Sir Carl Wilhelm Siemens developed the Siemens regenerative furnace in the 1850s, and claimed in 1857 to be recovering enough heat to save 70–80% of the fuel. This furnace operates at a high temperature by using regenerative preheating of fuel and air for combustion. In regenerative preheating, the exhaust gases from the furnace are pumped into a chamber containing bricks, where heat is transferred from the gases to the bricks. The flow of the furnace is then reversed so that fuel and air pass through the chamber and are heated by the bricks.Through this method, an open-hearth furnace can reach temperatures high enough to melt steel, but Siemens did not initially use it for that.

In 1865, the French engineer Pierre-Émile Martin took out a license from Siemens and first applied his regenerative furnace for making steel. The most appealing characteristic of the Siemens regenerative furnace is the rapid production of large quantities of basic steel, used for example to construct high-rise buildings. The usual size of furnaces is 50 to 100 tons, but for some special processes they may have a capacity of 250 or even 500 tons.

The Siemens-Martin process complemented rather than replaced the Bessemer process. It is slower and thus easier to control. It also permits the melting and refining of large amounts of scrap steel, further lowering steel production costs and recycling an otherwise troublesome waste material. Its worst drawback is the fact that melting and refining a charge takes several hours. This was an advantage in the early 20th C.,as it gave plant chemists time to analyze the steel and decide how much longer to refine it. But by about 1975, electronic instruments such as atomic absorption spectrophotometers had made analysis of the steel much easier and faster. The work environment around an open hearth furnace is said to be extremely dangerous, although that may be even more true of the environment around a basic oxygen or electric arc furnace.

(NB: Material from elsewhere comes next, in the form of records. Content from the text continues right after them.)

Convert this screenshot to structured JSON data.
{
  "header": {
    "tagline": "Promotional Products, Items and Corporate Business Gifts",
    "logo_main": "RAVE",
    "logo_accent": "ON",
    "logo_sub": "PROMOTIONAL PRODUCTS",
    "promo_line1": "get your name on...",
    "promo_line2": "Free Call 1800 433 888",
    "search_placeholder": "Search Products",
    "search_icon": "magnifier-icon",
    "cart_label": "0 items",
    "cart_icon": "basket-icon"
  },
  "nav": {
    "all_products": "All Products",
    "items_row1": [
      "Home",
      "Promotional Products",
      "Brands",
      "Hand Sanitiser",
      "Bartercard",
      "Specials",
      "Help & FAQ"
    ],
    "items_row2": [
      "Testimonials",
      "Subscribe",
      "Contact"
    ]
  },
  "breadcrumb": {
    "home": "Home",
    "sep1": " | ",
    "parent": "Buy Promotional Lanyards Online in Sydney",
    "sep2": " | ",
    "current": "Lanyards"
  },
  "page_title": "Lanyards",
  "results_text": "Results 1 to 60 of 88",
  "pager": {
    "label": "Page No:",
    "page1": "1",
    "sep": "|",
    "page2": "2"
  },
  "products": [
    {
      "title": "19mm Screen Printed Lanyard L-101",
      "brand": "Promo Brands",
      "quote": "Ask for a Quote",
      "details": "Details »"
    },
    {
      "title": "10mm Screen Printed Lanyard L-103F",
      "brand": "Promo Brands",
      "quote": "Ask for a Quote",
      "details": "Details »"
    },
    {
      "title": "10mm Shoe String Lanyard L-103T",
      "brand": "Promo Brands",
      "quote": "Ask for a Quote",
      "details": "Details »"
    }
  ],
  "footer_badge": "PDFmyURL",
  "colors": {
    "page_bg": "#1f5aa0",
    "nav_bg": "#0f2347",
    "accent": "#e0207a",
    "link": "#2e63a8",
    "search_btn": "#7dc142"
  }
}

Basic oxygen steelmaking eventually replaced the open hearth furnace. It rapidly superseded both the Bessemer process and Siemens-Martin process in Western Europe by the 1950s and in Eastern Europe by the 1980s. The open hearth steelmaking had superseded Bessemer process in UK by 1900, but elsewhere in Europe, especially in Germany, the Bessemer and Thomas processes were used until the late 1960s when they were superseded by basic oxygen steelmaking. The last European open hearth furnace in the former East Germany was stopped in 1993. In the US, steel production using the Bessemer process ended in 1968 and the open hearth furnaces had stopped by 1992. The last open hearth shop in China was shut down in 2001. The nation with the highest share of steel produced with open hearth furnaces (almost 50%) is Ukraine. The process is still in use in both India and Russia.